Shambhavi gives an overview of the origins, View and practices of Indian Tantra. A podcast from Satsang with Shambhavi
First Words from Podcast
When I was in my mid-twenties, I was a skeptical, snarky, atheist, punk-rock-loving person, and I thought that I had absolutely no interest in spirituality. I was living in New York City, and there was a kind of new-agey center in Soho called the Open Center.
That’s not the kind of place I would’ve gravitated toward at the time, but one day I found out about a workshop there called something like Discover Your Intuition. I really don’t remember why I did this because it was completely out of character for me to go to something like that, but I went. I don’t know why I went, but I went.
And unbeknownst to me the teacher was teaching what I now know were traditional forms of kriya yoga, working internally with your internal subtle channels. You’d call them meridians in the Chinese tradition. In this tradition we call them nadis, which means river.
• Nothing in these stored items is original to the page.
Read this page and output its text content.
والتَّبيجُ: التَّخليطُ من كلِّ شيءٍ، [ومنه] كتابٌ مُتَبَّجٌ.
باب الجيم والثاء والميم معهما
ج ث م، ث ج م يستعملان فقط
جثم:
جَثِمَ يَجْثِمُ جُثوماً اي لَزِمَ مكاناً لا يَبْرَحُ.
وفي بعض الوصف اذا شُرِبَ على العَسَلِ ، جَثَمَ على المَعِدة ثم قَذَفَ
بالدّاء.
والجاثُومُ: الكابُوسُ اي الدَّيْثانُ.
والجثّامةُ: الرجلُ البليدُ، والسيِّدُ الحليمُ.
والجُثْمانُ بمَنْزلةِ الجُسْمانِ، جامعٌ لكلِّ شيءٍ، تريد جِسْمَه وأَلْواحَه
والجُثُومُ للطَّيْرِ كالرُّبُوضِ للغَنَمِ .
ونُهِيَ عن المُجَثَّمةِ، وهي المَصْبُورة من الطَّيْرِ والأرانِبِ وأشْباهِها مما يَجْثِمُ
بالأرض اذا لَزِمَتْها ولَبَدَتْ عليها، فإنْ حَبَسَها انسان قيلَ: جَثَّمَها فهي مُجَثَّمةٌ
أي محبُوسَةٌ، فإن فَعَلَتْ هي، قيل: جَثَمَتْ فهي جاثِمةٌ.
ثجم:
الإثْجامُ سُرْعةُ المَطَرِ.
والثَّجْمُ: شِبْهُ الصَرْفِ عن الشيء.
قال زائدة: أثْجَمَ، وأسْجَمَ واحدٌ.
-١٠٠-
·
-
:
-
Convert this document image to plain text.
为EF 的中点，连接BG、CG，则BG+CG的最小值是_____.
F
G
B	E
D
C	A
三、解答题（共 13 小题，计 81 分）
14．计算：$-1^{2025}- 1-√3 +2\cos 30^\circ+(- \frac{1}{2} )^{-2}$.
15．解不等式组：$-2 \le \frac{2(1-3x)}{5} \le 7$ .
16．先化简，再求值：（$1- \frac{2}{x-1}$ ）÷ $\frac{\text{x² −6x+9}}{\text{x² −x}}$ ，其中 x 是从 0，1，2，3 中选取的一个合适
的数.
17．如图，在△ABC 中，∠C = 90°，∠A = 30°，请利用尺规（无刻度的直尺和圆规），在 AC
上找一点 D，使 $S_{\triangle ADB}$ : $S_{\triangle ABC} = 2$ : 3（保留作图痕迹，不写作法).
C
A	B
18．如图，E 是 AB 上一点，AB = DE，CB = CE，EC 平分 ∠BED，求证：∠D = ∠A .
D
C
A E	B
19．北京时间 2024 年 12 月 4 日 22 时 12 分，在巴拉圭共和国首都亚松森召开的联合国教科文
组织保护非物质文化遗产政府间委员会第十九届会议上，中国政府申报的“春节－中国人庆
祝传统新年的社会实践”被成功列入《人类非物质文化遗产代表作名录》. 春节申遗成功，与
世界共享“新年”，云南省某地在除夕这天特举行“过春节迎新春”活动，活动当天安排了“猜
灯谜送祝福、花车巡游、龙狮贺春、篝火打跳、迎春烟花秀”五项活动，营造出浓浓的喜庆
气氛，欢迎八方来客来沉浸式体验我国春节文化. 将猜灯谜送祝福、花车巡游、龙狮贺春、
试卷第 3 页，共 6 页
She was teaching these very traditional kriyas from the Tantrik tradition.
I had no idea of anything about tantra. I didn’t even know that what she was teaching me was from India. I mean I really was a complete know nothing. And at that time in the mid 1980’s, yoga and things Eastern just really weren’t on too many people’s radar. It wasn’t like it is now where there’s a yoga studio on every corner, and you can go into Walgreens and buy a yoga mat. It really wasn’t like that at all. I didn’t know anything about it. I’d never taken a yoga class. But what happened was that I simply fell madly, deeply in love with what she was teaching. Having no name for it, not knowing where it came from, I just loved it.